The risks to data centres are not dissimilar. There are the obvious concerns of ‘outsider threats’ to the physical building, such as flooding, terror attacks or break-ins. Then there are data centre ‘insider threats’ and these, in much the same way as IT security threats, are often unintentional breaches by employees.

In the case of the data centre, insider threats can include the people managing the data centre leaving access details unsecured or sharing access details with unauthorised personnel (even though they may work at the organisation) or simply leaving the data centre open, even just momentarily, leaving the IT infrastructure exposed. It could be company personnel who don’t adhere to cleanliness regulations leaving dirt and dust particles behind which over time can cause damage to IT systems. The threat can be data centre staff who have not been fully trained on equipment or systems or those who are new to the job and misuse data centre equipment causing damage.

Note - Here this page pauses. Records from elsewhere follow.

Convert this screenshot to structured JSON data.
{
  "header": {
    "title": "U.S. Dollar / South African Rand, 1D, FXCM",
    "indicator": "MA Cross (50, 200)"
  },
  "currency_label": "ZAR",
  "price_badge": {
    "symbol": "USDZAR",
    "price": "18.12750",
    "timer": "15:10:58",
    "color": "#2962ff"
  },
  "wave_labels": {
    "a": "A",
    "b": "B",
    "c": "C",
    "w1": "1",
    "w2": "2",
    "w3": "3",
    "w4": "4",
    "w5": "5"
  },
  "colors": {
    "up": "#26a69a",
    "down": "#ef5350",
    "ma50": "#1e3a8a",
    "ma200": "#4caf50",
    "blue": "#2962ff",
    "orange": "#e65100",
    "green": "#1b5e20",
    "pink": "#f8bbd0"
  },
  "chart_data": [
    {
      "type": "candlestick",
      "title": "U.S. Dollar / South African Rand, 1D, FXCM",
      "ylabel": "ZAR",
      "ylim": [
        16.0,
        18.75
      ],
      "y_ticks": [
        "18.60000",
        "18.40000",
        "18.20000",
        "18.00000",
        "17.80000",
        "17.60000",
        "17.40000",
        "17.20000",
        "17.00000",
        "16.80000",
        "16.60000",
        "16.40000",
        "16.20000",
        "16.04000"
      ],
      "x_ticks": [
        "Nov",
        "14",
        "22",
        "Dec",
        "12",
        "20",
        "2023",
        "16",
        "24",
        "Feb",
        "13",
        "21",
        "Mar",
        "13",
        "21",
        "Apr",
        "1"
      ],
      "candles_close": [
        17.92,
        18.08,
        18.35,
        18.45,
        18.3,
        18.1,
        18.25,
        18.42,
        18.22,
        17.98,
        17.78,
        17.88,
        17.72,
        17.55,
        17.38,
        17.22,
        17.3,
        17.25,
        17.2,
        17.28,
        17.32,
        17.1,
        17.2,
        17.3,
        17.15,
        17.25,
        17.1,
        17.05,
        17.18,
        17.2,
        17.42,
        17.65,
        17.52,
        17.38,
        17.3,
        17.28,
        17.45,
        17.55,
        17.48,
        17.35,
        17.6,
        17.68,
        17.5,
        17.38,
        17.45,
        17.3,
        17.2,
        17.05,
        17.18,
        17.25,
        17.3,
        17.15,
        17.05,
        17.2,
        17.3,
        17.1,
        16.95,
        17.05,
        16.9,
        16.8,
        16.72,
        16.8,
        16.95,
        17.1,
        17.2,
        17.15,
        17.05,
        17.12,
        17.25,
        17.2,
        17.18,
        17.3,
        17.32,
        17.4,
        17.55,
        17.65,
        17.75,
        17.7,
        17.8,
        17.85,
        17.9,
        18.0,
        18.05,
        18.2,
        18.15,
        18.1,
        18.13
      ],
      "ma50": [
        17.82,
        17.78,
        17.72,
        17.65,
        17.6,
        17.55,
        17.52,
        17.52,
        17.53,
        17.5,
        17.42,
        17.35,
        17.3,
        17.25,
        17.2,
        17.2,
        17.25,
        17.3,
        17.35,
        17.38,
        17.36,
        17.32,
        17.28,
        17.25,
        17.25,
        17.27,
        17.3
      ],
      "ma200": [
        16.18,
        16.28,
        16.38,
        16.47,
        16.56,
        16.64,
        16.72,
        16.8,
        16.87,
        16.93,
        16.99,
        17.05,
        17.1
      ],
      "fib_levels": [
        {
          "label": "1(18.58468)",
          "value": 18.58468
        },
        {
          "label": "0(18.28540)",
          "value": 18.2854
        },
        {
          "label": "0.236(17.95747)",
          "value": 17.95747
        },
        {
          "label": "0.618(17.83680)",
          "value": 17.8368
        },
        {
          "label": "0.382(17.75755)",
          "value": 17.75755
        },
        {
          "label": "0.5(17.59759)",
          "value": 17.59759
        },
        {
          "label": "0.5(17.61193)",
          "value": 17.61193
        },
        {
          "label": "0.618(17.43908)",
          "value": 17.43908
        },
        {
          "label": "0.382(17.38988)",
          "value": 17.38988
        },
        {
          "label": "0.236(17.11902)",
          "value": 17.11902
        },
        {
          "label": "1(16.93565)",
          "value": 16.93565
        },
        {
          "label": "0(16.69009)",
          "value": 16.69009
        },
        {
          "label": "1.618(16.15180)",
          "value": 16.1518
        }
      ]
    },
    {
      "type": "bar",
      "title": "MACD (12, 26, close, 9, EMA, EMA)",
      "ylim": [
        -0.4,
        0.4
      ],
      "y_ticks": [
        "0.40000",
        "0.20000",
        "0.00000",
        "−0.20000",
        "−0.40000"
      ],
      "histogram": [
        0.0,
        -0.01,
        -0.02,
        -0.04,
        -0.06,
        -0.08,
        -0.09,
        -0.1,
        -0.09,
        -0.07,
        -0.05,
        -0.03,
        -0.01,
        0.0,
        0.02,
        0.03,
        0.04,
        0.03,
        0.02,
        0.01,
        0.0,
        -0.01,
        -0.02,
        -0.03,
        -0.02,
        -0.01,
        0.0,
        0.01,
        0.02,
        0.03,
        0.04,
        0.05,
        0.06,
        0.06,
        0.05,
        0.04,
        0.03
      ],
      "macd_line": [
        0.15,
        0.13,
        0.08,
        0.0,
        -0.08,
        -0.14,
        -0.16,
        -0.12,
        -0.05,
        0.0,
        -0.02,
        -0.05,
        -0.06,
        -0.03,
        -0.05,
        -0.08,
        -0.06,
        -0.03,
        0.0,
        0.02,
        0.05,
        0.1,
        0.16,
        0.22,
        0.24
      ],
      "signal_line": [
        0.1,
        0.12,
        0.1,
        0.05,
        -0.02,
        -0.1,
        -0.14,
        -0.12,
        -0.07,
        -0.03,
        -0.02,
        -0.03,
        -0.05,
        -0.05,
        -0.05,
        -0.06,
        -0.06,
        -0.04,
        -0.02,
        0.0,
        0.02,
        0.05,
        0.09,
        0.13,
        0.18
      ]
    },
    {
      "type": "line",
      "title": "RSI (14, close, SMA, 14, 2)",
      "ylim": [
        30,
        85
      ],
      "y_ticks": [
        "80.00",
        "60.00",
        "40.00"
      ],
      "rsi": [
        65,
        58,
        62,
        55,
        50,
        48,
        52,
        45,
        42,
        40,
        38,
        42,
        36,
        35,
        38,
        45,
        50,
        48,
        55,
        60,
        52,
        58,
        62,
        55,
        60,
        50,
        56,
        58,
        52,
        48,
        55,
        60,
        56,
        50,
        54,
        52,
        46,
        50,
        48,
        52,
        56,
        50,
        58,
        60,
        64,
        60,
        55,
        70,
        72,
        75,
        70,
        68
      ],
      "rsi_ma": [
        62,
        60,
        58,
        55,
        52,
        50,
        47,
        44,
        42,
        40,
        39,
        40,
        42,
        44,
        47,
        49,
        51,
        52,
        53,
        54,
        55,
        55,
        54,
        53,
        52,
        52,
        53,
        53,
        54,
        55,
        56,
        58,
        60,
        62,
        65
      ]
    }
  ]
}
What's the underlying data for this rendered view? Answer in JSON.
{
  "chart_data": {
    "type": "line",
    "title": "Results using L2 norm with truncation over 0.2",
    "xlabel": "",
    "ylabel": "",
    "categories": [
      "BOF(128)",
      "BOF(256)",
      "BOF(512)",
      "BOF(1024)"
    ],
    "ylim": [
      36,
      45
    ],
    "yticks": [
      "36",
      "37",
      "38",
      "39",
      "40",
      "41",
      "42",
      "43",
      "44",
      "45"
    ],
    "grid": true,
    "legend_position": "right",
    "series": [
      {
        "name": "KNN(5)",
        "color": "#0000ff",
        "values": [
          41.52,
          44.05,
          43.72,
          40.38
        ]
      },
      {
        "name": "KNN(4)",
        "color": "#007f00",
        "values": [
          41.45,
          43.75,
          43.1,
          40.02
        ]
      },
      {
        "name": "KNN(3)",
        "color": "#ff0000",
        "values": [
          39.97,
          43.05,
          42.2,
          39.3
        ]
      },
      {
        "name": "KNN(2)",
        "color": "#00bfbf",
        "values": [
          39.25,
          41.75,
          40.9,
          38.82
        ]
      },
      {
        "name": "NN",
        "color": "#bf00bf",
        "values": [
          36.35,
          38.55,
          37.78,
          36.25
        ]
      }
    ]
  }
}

When we consider how much funding is spent on securing our data centre from outside threats, it is surprising how little is spent on minimising insider threats, when you consider your breach is far more likely to come from inside than outside. Companies need to invest in systems and processes that secure the data centre and ultimately the whole IT system of their business from unintentional harm brought about by well-meaning employees. Building a robust set of regulations and protocols for management of the DC. Ensuring full training of all personnel. Building in regular cleaning as part of your data centre maintenance contract.

In summary, investing time and budget on safeguarding your data centre from the ‘insider’ out.